Best Editorial Writing


While commentary and reflection are a good angle for editorials when well-written, nothing beats an editorial that demands action on behalf of its community. There was an unfortunate timidity in this year’s entries for Best Editorial.

Several new writers have appeared and deserve encouragement but might also benefit from the advice of a senior journalist about how to structure their editorials and understand their purpose, which is beyond a simple personal opinion piece.

Editors should not be afraid to name names and ask for better things for their community. Many of this year’s editorials show that the editor is in touch with their readers’ thinking but stops short of demanding change.

If your town needs a doctor, demand action from the Minister for Health! If a particular group in your community has been neglected, advocate courageously for them! If your local council has stuffed up, hold them to account!

Infrastructure, health, the economy.. there were rich pickings this year but few of the writers were up for grasping the nettle. Also, there was little evidence that the editorials from this year resulted in any action or change in behaviour from authorities or the community. Don’t be afraid to say if there was a reaction.

And please… you must understand what constitutes an editorial. An opinion piece under a byline is not an editorial. The editorial – or leader - must be under the masthead and must speak for the paper, not the individual. Oh, and three entries must be submitted. Please read the rules.

THIRD PLACE: Murray Pioneer

An intriguing debut from Hugh Schuitemaker. Hugh demonstrates a wonderful understanding of the role of an editorial and its importance to his readers. He tackles newsworthy topics and provides excellent summaries of the issues for his readers. There is a lot of research and thought behind Hugh’s work and I urge him to take that next step by advocating directly for the people he represents, by calling for action, by holding authorities to account.


Some really meaty topics for the Courier this year and some noteworthy editorials, perhaps lacking a little of the forthrightness and call to action that we have come to expect from this masthead.
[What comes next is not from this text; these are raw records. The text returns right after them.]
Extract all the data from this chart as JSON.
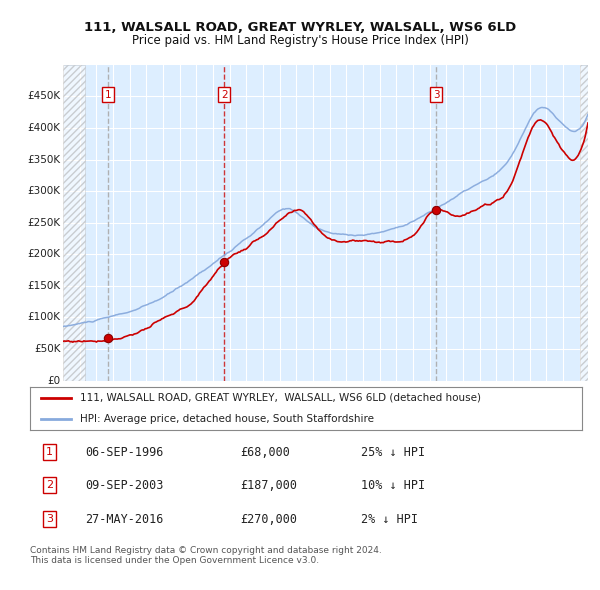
{
  "title1": "111, WALSALL ROAD, GREAT WYRLEY, WALSALL, WS6 6LD",
  "title2": "Price paid vs. HM Land Registry's House Price Index (HPI)",
  "hpi_color": "#88aadd",
  "price_color": "#cc0000",
  "bg_color": "#ddeeff",
  "transaction_dates": [
    1996.68,
    2003.68,
    2016.38
  ],
  "transaction_prices": [
    68000,
    187000,
    270000
  ],
  "transaction_labels": [
    "1",
    "2",
    "3"
  ],
  "legend_entries": [
    "111, WALSALL ROAD, GREAT WYRLEY,  WALSALL, WS6 6LD (detached house)",
    "HPI: Average price, detached house, South Staffordshire"
  ],
  "table_data": [
    [
      "1",
      "06-SEP-1996",
      "£68,000",
      "25% ↓ HPI"
    ],
    [
      "2",
      "09-SEP-2003",
      "£187,000",
      "10% ↓ HPI"
    ],
    [
      "3",
      "27-MAY-2016",
      "£270,000",
      "2% ↓ HPI"
    ]
  ],
  "footer": "Contains HM Land Registry data © Crown copyright and database right 2024.\nThis data is licensed under the Open Government Licence v3.0.",
  "xmin": 1994.0,
  "xmax": 2025.5,
  "ylim": [
    0,
    500000
  ],
  "yticks": [
    0,
    50000,
    100000,
    150000,
    200000,
    250000,
    300000,
    350000,
    400000,
    450000
  ],
  "ytick_labels": [
    "£0",
    "£50K",
    "£100K",
    "£150K",
    "£200K",
    "£250K",
    "£300K",
    "£350K",
    "£400K",
    "£450K"
  ]
}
Mt Barker and its surrounds are in for a tough couple of years as the infrastructure issues continue to bite. The Courier will play an important role in holding authorities to account and I look forward to seeing coming years’ entries.

FIRST PLACE: Rhiannon Koch, Yorke Peninsula Country Times

Rhiannon demonstrates her maturity as an editor and a writer with these fine examples. She uses humour and her knowledge of local issues to provide entertaining and thought-provoking editorials. Don’t be afraid to take that next step Rhiannon and express your anger and frustration on behalf of the community in a way that you might demand and actually generate some action by authorities. Also, I have no doubt you have the skills and experience to write editorials about the really difficult issues, so take the leap and don’t avoid them!